ChargePoint is sharply narrowing who can use its app and RFID card in Europe. From 30 June 2026, private drivers who signed up directly will lose the ability to find, start or pay for charging sessions through ChargePoint's own tools — a change that catches out anyone who has been roaming on the network alongside their home or Supercharger charging.

What is changing

As confirmed by electrive and ChargePoint's own driver support pages, the company is restricting app and RFID access in Europe to a specific group of users: those whose charging is provided through an employer, a fleet manager, a charge point operator, a station owner or a leasing provider. Everyone else — the private retail customer who created a personal ChargePoint account — falls outside that group.

For those accounts, the cut-off is firm. ChargePoint says affected personal accounts will be permanently closed on 30 June 2026, after which the app and RFID card can no longer be used to locate stations, begin a session or process payment.

You can still charge — just differently

The important nuance is that this is a change to ChargePoint's account and payment layer, not a shutdown of the hardware. Drivers can still pull up to a ChargePoint-operated station and charge. What changes is how you authenticate and pay:

  • Contactless bank card at stations that support direct card payment
  • Roaming services, where your existing charging provider settles the session on the ChargePoint network
  • Third-party charging apps that include ChargePoint sites in their coverage

In practice, most European EV drivers already carry at least one roaming card or app that reaches multiple networks, so the day-to-day impact is mainly about which app you open rather than whether you can charge at all.

Refunds for leftover balances

If you have been topping up a ChargePoint Wallet, that money is not lost. ChargePoint says users with a remaining balance can request a refund to their registered payment method, though it warns the process can take up to 90 days to complete. Anyone with a meaningful balance should start that request before the account closes rather than after.

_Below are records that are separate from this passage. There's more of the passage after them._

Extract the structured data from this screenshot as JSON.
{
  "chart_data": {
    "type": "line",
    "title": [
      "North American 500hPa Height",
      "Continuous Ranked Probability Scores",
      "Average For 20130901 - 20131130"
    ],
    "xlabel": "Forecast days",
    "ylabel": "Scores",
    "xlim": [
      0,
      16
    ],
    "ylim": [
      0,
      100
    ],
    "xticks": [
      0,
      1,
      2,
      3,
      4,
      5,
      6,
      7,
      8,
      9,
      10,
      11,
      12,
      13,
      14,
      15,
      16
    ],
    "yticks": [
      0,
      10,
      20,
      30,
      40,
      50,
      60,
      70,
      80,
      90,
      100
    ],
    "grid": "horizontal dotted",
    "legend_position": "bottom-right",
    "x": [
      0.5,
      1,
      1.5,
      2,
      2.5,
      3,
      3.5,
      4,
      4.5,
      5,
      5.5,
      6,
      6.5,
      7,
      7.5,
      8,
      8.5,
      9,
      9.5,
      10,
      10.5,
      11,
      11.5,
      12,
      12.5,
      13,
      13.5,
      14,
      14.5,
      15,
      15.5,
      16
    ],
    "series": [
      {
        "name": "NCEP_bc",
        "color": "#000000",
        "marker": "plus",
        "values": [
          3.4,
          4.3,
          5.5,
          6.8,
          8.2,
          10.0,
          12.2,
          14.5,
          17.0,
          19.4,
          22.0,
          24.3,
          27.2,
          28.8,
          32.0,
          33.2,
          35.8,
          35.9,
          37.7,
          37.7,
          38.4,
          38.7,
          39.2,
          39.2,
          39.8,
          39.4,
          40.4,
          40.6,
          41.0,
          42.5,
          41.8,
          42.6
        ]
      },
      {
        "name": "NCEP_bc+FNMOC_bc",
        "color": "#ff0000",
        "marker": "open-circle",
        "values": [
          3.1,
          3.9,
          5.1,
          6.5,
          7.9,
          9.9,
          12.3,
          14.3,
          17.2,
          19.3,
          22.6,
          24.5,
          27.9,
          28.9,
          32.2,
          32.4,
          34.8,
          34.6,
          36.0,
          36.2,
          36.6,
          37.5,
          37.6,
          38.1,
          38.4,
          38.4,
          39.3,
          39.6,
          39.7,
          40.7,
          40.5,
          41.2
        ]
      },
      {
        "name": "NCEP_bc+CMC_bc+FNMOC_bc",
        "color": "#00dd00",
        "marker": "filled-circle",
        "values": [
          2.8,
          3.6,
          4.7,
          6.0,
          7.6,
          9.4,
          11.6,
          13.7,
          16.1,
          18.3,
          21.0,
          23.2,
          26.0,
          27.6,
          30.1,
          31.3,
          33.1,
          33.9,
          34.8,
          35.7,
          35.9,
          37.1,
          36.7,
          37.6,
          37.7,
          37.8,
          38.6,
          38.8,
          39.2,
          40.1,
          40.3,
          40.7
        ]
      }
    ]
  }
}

Why it matters for Tesla owners

Tesla drivers in Europe increasingly mix networks: Superchargers for the backbone of long trips, and third-party CCS chargers — ChargePoint among them — to fill gaps, especially at workplaces and retail sites. For owners who set up a personal ChargePoint account specifically to use those non-Tesla locations, this is a prompt to check how you authenticate there and to make sure a contactless card or a broad roaming app covers the same stations.

It also fits a wider pattern in European charging, where operators are steadily consolidating around contactless payment, roaming networks and fleet contracts rather than maintaining a dedicated direct-to-consumer app for every brand. The result for drivers is fewer logins to manage, but only if you move your access to a service that still covers the stations you actually use before the 30 June deadline.